Neurosurgery 92:42–67, 2023
Compression of the anterior visual pathways by sellar and parasellar masses can produce irreversible and devastating visual loss.
Optical coherence tomography (OCT) is a noninvasive high-resolution ocular imaging modality routinely used in ophthalmology clinics for qualitative and quantitative analysis of optic nerve and retinal structures, including the retinal ganglion cells.
By demonstrating structural loss of the retinal ganglion cells whose axons form the optic nerve before decussating in the optic chiasm, OCT imaging of the optic nerve and retina provides an excellent tool for detection and monitoring of compressive optic neuropathies and chiasmopathies due to sellar and parasellar masses.

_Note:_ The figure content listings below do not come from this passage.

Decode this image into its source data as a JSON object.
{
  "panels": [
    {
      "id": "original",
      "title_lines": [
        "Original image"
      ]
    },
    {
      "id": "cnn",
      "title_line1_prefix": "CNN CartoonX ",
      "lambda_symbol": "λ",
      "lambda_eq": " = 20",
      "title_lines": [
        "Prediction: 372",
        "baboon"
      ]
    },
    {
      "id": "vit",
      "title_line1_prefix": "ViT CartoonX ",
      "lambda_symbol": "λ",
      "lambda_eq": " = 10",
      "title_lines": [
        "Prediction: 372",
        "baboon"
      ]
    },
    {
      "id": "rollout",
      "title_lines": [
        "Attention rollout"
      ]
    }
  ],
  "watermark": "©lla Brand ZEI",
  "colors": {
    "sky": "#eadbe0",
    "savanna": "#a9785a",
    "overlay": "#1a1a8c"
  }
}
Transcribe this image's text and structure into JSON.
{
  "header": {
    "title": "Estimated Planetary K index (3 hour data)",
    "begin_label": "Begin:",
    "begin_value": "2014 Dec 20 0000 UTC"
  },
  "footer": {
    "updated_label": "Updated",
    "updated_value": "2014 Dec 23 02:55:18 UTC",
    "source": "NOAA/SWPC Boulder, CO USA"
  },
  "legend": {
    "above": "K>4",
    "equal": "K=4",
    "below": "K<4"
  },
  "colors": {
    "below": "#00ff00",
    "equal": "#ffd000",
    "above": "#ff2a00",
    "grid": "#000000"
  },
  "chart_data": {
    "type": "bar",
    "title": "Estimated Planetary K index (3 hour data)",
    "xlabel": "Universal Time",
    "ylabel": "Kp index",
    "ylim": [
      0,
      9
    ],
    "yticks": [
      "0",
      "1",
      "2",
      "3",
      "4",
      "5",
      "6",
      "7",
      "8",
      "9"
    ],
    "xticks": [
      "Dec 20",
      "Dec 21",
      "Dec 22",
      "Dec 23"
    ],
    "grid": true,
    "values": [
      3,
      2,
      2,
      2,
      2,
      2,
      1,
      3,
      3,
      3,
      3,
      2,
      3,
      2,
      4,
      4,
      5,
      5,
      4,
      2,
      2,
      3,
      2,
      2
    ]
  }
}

Recent studies have highlighted the role of OCT imaging in the diagnosis, follow-up, and prognostication of the visual outcomes in patients with chiasmal compression. OCT parameters of optic nerve and macular scans such as peripapillary retinal nerve ﬁber layer thickness and macular ganglion cell thickness are correlated with the degree of visual loss; additionally, OCT can detect clinically signiﬁcant optic nerve and chiasmal compression before visual ﬁeld loss is revealed on automated perimetry. Preoperative values of OCT optic nerve and macular parameters represent a prognostic tool for postoperative visual outcome.
This review provides a qualitative analysis of the current applications of OCT imaging of the retina and optic nerve in patients with anterior visual pathway compression from sellar and parasellar masses. We also review the role of new technologies such as OCT-angiography, which could improve the prognostic ability of OCT to predict postoperative visual function.